Through Mars One, a private, non-profit organization hoping to send a team of four astronauts to Mars, he may get his chance to make that dream come true. The group recently partnered with Lockheed Martin and Surrey Satellite Technology Ltd. in preparation for an unmanned trip to Mars in 2018. If all goes well, Mars One plans to send four astronauts up by 2025. 

“What really appeals to me is the amount of challenges that will have to be overcome,” he said. “I love a good challenge.”

Before that can happen, Mars One will also have to raise the $6 billion needed to complete the project. Organizers have made deals for a book, and are in the process of making deals with other media organizations to help raise the funds.

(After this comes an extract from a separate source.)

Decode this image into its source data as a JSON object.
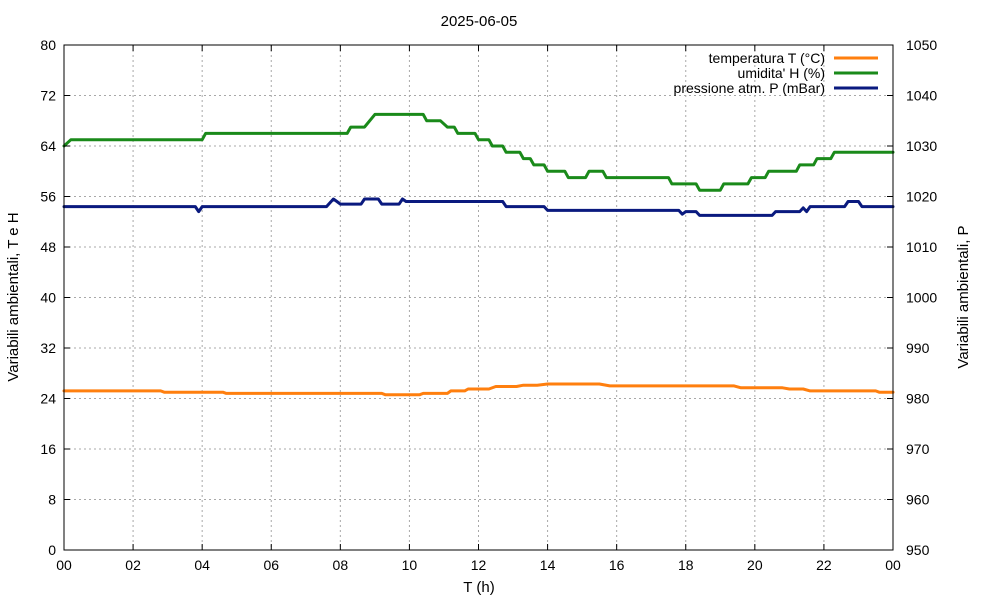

Individual people can also get in on the project through the Mars One Indigogo page, http://www.indiegogo.com/projects/mars-one-first-private-mars-mission-in-2018.

“So many things have to happen for it to line up just right,” said Sullivan. “My wife and kids take comfort in the fact that the odds of me being able to go are pretty slim."

Still, he's not about to give up the quest. He said that the Mars One officials will winnow the pool of applicants down to somewhere between 24-48 people over the course of this year. Starting in 2015, the tests and simulations will begin that will winnow the group down to the final four. 

"My job definitely shows I can handle a little bit of stress and adventure, but to (the Mars One team) our jobs didn't really matter," he said. "They said they can teach us everything we need to know about medicine or geology in 8-10 years, but it's far more difficult to teach someone to have a really good attitude."

Even if he never makes it to those 8-10 years of lessons, the experience has taught him something about his life on earth. 

"It's opened my eyes to a number of things, like wanting to go back to school for an engineering degree and wanting to spend more time with my family," he said. "I need to make the most of the here and now."